Can it be done - I think yes. Does it make any sense - I think no.
The concept of a non-chemical thermal rocket is not new. Other types of such rockets would be a nuclear thermal rocket or a resistojet. Both work in principle by heating a fluid and then expelling it, just like the concept you suggest. The fluid can be anything, but hydrogen is best in terms of ISP.
So how would a use case of your rocket look like? Obviously, you would not try to use it to escape earth orbit, because the energy dissipating at re-entry is just the motion energy you put in your spacecraft in the first place. Furthermore, most of the energy is not transferred to the spacecraft but stays in the atmosphere (if I remember correctly, it was about 0.2% going into the spacecraft).
But, as you were saying, maybe your want to use this energy to fly a maneuver in the Jovian system. When you enter the system, you have escape velocity, so you want to shed some of that energy. In this case by aerobrakeing in Jupiter (may not be smart for other reasons), yes, you may encounter some heat, and that heat, in theory, can be used as energy for later course changes. You could, for example pressurize a lot of hydrogen, then use it to cool a heat shield, and then release the hydrogen for thrust.
This would be a very bad design. You would have to store a large amount of pressurized hydrogen somewhere, because you don't want to fire your thruster right away, while still in Jupiter. You want to have propulsion hours, or days, or years later. This makes your tanks massively heavy. And that is just the least of your problems.

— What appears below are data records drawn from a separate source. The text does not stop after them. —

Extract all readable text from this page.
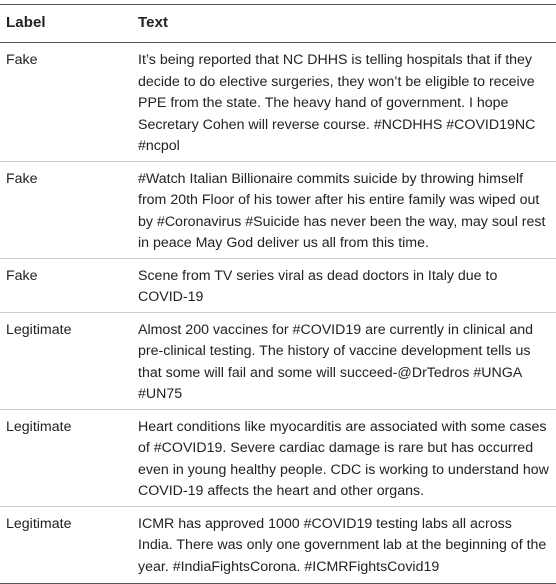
Label	Text
Fake	It’s being reported that NC DHHS is telling hospitals that if they decide to do elective surgeries, they won’t be eligible to receive PPE from the state. The heavy hand of government. I hope Secretary Cohen will reverse course. #NCDHHS #COVID19NC #ncpol
Fake	#Watch Italian Billionaire commits suicide by throwing himself from 20th Floor of his tower after his entire family was wiped out by #Coronavirus #Suicide has never been the way, may soul rest in peace May God deliver us all from this time.
Fake	Scene from TV series viral as dead doctors in Italy due to COVID-19
Legitimate	Almost 200 vaccines for #COVID19 are currently in clinical and pre-clinical testing. The history of vaccine development tells us that some will fail and some will succeed-@DrTedros #UNGA #UN75
Legitimate	Heart conditions like myocarditis are associated with some cases of #COVID19. Severe cardiac damage is rare but has occurred even in young healthy people. CDC is working to understand how COVID-19 affects the heart and other organs.
Legitimate	ICMR has approved 1000 #COVID19 testing labs all across India. There was only one government lab at the beginning of the year. #IndiaFightsCorona. #ICMRFightsCovid19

In order to get any sort of decent ISP, you would need to heat your hydrogen to thousands of kelvin. Therefore, it would not be an effective coolant. Actually, you would somehow have to actively cool your storage tank, because there is no material in the world that could resist the temperatures needed for a gas to be an effective rocket propellant.
And even that ignores the largest flaw in this concept, that energy isn't even the largest concern in spacecraft propulsion, it's momentum. There are many sources of energy available, even in outer space. There are radioisotope thermoelectric generators, solar panels, chemical reactions, even nuclear reactors. The tricky part is to use this energy to expel a fluid backward at the greatest speed (read: ISP) possible, so according to the momentum balance, your space ship gets the most forward momentum. In this regard, there is nothing better than ion thrusters, and your concept would do worse than the simplest thruster, the resistojet. This is a thruster that does nothing but heat something (anything really - hydrogen, water, poop, you name it) electrically to expel it through a nozzle. So just like your idea, the resistojet also also heats up the propellant, but it doesn't have to store it and it is not dependent on a specific part of the mission in order to function.
Therefore, even if it was possible to recover some energy from aerobrakeing, I don't think that it can be a viable part of any propulsion system.